Review: ‘Trainspotting’ at the Loco Club recaptures the shocking rawness of the Irvine Welsh 90’s classic

4-stars 7th April 2016


When Trainspotting first hit our shelves back in the early Britpop days of 1993, it was part of a wave of frighteningly accurate portrayals of Heroin addiction (see Robert O’Connor’s Buffalo Soldiers and Edward St Aubyn’s Bad News). Yet while the popularity of those books has waxed and waned over the intervening 2 decades, Trainspotting has maintained its punk, cool swagger and an ability to lark, shock and sicken in equal measure – helped undoubtedly by a fantastically successful film adaptation.

In Your Face & King’s Head Theatre’s interpretation adds to this legacy with a reimaging that takes all that the original does well and throws in nods to Danny Boyle’s film, while still keeping it fresh by providing some new material to the mix too.

Aptly staged in the tunnels under Temple Meads station it’s a fully 4D experience throughout, that shows how the tale still has lost none of its potency to appal audiences.

As you first walk into the venue we are greeted by blaring dance floor fillers, dry ice, glow sticks and strobe lighting so powerful as to induce instant euphoria. If you strain your eyes you can well imagine you’ve stumbled onto the sticky killing floor of Bagley’s in its E-fuelled heyday.

Making your way to your seat is quite an experience, as you are jostled by the cast, who gyrate around you like you’re the last single person on the dance floor just before the lights come up. Then the lights do come up and we are thrust into Renton’s infamous “Choose Life” soliloquy.

The visceral nature of the evening continues through many of the books centrepiece moments, as the actors effortlessly segue from performance to internal monologue and back without so much as a pause or hesitation.

Although a very grim tale, all Welsh’s dark humour is retained, and is expertly exploited by the cast. Their comedic timing is spot on, especially when Sickboy (here played by the excellent Rory Speed) attempts to pull a member of the audience up to dance only to be soundly rebuffed. Bemused he carry’s on, but as he leaves the stage he gives the lady in question a sly look and quips “I’ll see you afterward doll”, to much amusement amongst the crowd.

The actors here are certainly encouraged to engage with their audience as they clamber over and through them, all along physically cajoling them with little regard for their Victorian morals. It draws a mix of confused laughter and sheer terror, especially when the terrifying Begbie is stalking the stage like a rabid wolf.

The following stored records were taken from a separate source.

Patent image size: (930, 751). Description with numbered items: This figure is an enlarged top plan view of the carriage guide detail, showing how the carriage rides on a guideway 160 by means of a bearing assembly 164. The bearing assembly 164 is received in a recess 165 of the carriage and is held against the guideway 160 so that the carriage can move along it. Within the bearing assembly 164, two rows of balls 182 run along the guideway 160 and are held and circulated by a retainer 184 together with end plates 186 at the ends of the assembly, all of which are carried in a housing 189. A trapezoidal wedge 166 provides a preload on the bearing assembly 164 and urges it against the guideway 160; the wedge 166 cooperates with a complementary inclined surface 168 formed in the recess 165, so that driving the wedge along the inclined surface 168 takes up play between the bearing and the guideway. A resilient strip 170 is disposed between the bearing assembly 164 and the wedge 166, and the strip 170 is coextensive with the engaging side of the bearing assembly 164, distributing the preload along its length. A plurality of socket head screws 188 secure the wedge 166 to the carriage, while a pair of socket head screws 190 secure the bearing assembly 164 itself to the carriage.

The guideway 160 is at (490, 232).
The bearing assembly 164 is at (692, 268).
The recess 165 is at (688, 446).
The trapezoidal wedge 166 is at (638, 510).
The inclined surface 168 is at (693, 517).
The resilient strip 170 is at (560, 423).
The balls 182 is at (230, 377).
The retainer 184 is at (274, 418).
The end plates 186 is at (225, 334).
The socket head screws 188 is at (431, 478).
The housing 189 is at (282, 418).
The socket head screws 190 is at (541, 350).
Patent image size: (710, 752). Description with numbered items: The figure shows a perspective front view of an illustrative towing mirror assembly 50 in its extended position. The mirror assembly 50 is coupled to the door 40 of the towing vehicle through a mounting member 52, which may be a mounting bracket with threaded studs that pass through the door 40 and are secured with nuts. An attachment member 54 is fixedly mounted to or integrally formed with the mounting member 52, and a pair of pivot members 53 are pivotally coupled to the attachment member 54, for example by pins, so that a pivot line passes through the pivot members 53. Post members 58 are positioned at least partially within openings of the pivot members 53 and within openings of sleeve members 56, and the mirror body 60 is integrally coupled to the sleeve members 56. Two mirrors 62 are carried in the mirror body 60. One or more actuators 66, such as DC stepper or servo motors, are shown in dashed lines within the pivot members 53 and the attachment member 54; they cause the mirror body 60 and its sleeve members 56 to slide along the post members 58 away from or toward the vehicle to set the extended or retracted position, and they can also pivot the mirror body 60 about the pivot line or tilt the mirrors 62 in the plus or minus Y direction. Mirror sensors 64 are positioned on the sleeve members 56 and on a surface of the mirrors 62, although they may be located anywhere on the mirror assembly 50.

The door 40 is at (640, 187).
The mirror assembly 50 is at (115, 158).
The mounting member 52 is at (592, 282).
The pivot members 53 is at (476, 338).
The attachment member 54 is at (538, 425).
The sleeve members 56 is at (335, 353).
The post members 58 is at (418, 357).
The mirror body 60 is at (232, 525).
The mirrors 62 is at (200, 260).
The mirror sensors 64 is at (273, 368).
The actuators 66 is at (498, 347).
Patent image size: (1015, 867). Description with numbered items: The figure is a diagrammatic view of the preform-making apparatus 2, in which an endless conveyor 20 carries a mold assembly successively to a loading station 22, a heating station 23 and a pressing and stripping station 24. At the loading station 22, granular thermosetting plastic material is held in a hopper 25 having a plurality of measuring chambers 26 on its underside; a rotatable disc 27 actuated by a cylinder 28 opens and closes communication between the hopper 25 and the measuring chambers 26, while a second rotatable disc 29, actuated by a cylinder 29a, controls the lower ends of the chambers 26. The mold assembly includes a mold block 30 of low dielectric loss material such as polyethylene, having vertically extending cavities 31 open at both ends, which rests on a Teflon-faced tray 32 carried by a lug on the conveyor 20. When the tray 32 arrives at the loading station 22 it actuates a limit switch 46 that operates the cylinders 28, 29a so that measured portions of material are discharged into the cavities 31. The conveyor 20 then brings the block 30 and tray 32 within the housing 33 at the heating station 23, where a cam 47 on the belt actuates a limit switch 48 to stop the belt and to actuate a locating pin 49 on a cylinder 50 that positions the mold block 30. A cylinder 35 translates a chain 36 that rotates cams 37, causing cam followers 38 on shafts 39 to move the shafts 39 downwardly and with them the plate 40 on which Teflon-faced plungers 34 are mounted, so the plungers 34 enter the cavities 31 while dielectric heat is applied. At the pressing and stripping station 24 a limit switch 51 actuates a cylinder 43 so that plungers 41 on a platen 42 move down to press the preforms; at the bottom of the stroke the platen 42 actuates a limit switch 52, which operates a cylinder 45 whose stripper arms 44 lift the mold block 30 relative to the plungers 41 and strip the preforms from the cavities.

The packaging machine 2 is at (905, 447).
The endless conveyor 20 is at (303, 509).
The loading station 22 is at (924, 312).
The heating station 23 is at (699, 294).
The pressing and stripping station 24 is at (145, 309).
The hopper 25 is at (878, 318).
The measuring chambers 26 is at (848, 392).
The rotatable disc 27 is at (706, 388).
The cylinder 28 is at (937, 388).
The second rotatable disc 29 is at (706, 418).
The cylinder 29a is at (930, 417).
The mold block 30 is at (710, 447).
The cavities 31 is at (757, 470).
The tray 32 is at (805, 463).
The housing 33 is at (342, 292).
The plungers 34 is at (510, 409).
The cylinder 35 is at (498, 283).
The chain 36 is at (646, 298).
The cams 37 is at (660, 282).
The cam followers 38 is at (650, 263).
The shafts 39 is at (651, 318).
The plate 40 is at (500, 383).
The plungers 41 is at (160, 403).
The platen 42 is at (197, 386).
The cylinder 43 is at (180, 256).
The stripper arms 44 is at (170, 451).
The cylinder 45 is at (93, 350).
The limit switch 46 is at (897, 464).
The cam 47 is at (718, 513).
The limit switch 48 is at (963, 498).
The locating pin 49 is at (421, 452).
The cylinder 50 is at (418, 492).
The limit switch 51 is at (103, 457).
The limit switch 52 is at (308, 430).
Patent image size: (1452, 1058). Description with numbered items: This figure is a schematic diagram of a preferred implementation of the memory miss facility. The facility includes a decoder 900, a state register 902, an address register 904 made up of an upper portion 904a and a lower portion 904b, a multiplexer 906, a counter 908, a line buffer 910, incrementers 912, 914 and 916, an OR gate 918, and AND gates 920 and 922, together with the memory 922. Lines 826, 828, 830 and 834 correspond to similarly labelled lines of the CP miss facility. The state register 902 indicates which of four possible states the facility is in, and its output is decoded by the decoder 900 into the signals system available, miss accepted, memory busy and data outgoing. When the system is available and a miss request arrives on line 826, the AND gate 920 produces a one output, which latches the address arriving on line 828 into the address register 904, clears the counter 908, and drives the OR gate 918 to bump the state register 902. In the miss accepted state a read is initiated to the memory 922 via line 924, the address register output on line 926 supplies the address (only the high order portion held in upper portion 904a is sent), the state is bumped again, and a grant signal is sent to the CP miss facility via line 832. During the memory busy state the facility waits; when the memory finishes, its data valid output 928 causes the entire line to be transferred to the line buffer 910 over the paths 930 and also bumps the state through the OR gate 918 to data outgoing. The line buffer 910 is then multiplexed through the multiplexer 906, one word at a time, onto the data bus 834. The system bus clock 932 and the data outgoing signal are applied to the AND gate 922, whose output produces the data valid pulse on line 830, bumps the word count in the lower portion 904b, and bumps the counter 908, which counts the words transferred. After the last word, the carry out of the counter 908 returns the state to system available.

His mouth salivating, as he spies all the easy prey of the front row, Begbie scowls at us all with complete and utter contempt. The raging physicality and fury that Chris Dennis brings to the role is truly chilling.

Indeed, Dennis’ Begbie is possibly the most intimidating iteration of the character this writer has ever encountered. Every threatened beating is met with cowered terror. Every choreographed punch on stage is met with an empathetic wince as if the blow was meeting with our own flesh. Every pause for a laugh is met with obsequious laughter.

Perhaps the biggest feather in the cap for directors Adam Spreadbury-Maher and Greg Esplin is that they have so accurately captured the very essence of the original setting. From the Hummel tracksuit tops to the authenticity of the barely decipherable Edinburgh dialect (so thick it drips from their tongues like treacle), all the pageantry of the gurning zombification that encapsulated the “lad” generation is here again.

For those who were there, both as participants and observers, it simply adds to the totality of the wonderful experience.

Flying faeces, domestic violence, tragedy and more 90’s dance tracks than Mike Pickering could dish out at the Hacienda – In your Face & King’s Head Theatre’s production of Irvine Welsh’s classic submerges you in all the filth of the original in a truly visceral and immersive experience.